- Official poster
- Directed by: Arvind Sastry
- Written by: Arvind Sastry
- Produced by: Rekha Venkatesh Nagasheela Prakash
- Starring: Suraj Gowda
- Cinematography: C. K. Vinyas R S Prashanth
- Edited by: Arvind Sastry
- Music by: Midhun Mukundan
- Production company: Boiled Beans Picture
- Release date: 4 November 2016;
- Running time: 94 minutes
- Country: India
- Language: Kannada

= Kahi (film) =

2016 Kannada-language film

Kahi is a 2016 Indian Kannada-language thriller drama film directed by Arvind Sastry and starring newcomers. The songs of the film gained media recognition prior to its release. The film won the Karnataka State Film Award for Best Screenplay.

== Cast ==
- Suraj Gowda as Raghu
- Harisharva as Hari
- Mathangi Prasan
- Krishi Thapanda
- Aravind Iyer as Ravi

== Reception ==
Sunayana Suresh of The Times of India wrote that "The film manages to entertain, provided you aren't the typical cinematic audience that wants stories laced with the romance-song-dance-fight routines". Shyam Prasad of Bangalore Mirror said that "Kahi (bitter) is a commendable attempt by newcomers that furthers the 'new wave' of Kannada films.

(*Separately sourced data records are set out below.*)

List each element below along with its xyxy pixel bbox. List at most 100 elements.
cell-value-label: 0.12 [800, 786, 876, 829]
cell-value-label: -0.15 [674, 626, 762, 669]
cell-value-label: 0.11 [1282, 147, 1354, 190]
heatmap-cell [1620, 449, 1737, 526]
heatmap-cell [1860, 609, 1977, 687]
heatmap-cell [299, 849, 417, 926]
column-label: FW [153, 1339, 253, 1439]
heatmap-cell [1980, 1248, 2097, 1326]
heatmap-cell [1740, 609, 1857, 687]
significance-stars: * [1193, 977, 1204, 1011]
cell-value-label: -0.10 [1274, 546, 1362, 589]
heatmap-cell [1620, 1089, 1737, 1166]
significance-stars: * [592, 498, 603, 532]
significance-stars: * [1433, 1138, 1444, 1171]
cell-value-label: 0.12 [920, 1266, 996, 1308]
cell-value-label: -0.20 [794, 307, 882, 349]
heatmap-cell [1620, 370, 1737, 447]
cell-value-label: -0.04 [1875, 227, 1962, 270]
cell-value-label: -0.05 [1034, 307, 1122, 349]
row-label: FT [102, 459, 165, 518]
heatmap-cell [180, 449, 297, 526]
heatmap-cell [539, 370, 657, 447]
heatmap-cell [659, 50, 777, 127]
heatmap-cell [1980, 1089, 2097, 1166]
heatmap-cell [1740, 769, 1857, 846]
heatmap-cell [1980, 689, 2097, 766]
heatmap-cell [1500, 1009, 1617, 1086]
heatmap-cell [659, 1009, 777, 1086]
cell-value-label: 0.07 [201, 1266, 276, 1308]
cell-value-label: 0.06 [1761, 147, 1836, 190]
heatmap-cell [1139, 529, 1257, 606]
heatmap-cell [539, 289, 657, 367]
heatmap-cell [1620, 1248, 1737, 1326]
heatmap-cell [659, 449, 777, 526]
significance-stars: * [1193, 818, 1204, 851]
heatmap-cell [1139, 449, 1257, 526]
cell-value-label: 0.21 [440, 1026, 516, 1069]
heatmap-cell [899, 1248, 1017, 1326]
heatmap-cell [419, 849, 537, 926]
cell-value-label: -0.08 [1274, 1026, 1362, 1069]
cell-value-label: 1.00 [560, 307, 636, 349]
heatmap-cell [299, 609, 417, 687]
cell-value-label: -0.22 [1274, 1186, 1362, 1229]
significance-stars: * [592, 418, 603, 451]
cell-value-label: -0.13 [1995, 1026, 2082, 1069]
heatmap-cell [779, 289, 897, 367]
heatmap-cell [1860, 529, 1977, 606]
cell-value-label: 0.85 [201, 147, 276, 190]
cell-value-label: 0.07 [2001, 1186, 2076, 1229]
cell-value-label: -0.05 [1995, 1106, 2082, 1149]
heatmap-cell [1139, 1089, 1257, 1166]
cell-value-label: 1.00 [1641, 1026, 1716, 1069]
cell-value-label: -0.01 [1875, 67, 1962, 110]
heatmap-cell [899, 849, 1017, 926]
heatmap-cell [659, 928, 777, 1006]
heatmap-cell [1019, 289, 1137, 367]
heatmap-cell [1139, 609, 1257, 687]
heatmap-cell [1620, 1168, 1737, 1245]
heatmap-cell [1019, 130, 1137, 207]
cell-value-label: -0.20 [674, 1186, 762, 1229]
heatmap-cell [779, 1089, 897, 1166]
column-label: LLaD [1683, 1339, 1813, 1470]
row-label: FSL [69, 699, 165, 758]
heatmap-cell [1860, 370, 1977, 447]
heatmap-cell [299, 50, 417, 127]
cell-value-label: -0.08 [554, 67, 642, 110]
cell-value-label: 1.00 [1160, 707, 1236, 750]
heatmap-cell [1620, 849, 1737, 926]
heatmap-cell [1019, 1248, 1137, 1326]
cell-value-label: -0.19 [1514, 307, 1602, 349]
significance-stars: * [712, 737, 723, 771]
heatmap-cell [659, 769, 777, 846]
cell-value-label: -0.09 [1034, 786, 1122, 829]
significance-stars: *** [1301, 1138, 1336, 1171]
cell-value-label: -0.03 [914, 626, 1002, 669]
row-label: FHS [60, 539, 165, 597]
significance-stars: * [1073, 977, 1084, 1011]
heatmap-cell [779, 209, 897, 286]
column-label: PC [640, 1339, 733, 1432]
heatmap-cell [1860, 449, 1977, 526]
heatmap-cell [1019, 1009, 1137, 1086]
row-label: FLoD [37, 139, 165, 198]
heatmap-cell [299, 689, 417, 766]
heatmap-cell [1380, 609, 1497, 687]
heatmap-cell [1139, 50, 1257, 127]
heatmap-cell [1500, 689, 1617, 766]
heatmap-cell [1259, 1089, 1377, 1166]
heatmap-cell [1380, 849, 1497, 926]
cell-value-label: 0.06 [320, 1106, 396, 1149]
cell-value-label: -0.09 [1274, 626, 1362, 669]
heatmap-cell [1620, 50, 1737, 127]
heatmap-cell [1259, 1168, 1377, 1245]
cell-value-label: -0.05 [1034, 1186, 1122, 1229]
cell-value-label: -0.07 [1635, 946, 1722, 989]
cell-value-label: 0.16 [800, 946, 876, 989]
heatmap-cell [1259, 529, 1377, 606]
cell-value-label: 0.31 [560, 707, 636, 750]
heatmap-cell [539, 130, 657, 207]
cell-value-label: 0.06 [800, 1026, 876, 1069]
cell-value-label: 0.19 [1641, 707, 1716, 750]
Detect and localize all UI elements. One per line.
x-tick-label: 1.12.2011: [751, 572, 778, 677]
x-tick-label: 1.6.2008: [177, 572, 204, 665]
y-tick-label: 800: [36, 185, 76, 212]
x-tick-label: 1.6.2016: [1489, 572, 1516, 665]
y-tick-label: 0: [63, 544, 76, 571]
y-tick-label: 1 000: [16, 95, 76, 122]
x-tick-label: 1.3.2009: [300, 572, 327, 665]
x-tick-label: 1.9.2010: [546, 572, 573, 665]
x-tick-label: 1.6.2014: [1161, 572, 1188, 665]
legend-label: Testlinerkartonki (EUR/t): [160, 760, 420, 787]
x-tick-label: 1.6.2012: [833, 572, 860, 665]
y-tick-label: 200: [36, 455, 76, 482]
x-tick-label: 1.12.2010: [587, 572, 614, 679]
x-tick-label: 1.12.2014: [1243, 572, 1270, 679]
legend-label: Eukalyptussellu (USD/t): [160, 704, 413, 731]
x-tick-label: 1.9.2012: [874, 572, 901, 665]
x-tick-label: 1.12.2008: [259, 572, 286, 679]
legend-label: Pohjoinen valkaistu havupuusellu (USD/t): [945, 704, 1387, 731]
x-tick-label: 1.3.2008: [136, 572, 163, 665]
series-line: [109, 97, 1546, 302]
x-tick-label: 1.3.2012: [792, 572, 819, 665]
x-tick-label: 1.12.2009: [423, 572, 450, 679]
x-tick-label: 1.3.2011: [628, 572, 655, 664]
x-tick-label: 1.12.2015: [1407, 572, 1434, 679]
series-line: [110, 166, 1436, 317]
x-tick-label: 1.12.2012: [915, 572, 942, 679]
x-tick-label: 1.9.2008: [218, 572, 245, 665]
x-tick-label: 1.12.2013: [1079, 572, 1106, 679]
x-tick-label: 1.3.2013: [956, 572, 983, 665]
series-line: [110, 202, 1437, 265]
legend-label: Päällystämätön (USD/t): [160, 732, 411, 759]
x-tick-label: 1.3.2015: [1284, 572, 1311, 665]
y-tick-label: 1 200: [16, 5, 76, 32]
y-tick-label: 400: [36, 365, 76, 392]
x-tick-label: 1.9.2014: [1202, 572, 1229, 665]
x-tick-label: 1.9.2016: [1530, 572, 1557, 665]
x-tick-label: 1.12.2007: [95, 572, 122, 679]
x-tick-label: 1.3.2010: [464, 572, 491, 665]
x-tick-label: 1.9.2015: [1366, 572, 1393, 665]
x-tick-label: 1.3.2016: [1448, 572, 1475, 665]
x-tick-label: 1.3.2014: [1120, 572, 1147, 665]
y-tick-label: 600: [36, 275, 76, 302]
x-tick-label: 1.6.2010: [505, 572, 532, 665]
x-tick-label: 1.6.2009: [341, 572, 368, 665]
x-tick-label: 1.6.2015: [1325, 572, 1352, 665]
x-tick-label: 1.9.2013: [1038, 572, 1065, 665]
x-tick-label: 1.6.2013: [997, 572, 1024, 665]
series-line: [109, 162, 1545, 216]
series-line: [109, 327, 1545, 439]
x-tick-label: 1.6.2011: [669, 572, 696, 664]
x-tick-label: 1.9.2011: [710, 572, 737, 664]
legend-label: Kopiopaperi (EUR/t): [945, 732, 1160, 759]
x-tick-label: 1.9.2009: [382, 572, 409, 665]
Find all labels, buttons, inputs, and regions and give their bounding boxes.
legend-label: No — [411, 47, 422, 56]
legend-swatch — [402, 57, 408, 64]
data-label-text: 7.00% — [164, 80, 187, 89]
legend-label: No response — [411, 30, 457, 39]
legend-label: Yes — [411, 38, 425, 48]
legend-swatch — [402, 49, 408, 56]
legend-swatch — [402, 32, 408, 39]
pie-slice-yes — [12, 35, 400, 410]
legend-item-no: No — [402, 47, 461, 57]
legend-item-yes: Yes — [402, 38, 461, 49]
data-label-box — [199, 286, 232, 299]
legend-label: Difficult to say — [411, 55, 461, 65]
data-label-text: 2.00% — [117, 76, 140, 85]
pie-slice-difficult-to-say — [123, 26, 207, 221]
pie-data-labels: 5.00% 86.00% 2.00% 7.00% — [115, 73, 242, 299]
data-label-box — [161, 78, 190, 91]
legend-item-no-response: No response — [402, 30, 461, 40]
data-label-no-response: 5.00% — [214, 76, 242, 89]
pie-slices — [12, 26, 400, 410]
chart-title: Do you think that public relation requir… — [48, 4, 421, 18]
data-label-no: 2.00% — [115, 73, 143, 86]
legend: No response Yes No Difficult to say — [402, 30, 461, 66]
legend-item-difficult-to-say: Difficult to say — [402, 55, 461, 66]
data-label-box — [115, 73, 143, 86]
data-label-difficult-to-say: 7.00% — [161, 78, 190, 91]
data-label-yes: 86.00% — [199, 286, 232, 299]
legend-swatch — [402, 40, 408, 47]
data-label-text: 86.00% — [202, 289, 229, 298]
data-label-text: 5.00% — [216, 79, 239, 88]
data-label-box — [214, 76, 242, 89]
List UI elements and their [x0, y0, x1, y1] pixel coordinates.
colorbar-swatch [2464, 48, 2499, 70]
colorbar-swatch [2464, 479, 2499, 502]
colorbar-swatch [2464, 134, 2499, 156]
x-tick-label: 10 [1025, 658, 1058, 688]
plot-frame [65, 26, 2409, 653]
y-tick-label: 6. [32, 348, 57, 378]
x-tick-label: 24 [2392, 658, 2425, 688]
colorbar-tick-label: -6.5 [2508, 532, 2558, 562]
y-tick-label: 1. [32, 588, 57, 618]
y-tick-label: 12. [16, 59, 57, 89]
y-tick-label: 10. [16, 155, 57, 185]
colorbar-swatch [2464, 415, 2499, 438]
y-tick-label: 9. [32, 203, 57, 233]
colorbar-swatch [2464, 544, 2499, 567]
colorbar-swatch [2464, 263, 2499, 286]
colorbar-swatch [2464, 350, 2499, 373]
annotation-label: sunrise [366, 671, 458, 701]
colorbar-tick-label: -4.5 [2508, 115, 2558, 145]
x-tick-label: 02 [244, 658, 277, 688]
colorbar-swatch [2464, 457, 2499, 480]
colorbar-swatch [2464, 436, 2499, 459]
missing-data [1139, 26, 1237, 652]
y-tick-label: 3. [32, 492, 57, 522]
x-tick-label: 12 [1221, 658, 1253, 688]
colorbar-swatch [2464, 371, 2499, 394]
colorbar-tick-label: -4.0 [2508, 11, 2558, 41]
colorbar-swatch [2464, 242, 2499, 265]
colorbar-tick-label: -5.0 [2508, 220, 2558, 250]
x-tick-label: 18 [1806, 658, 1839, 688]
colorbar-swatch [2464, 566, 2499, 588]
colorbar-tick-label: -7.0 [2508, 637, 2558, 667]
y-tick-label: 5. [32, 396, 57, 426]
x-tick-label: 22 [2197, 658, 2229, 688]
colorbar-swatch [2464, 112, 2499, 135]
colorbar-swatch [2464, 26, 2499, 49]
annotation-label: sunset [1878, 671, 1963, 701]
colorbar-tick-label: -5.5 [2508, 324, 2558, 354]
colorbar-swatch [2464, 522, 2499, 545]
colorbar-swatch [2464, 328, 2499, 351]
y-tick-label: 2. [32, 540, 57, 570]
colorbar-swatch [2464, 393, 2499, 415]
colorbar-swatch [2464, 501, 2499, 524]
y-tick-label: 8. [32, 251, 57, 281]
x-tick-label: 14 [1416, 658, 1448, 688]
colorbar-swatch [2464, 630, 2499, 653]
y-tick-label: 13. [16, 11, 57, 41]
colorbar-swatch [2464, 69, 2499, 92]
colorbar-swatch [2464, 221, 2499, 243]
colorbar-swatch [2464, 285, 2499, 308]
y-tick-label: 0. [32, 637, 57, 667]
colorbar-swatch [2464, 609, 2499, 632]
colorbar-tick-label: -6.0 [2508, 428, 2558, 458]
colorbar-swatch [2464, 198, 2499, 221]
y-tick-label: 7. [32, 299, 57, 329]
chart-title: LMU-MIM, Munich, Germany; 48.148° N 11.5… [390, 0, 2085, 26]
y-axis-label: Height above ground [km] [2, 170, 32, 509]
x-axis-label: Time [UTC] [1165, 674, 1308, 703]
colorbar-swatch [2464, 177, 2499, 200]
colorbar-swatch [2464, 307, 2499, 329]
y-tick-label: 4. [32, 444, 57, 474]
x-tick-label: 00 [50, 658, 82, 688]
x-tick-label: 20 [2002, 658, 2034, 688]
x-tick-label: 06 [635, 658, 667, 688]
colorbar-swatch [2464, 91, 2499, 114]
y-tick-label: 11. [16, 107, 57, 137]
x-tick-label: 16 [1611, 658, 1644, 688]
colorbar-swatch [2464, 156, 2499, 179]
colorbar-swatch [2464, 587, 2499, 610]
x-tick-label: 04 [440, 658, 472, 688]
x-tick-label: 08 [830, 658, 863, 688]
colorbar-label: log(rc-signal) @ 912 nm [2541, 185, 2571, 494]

On the contrary, a critic from The Hindu wrote that "You are left with more questions than answers at the end of Kahi. And like the protagonists, you too are being asked to survive the bitter pill". Rakesh Mehar of The News Minute opined that "Not all of the film's narrative jumps and juxtapositions work well enough, and there are portions that could have done with more finesse. But to see such a narrative attempt coming out of Kannada cinema is indeed a welcome surprise".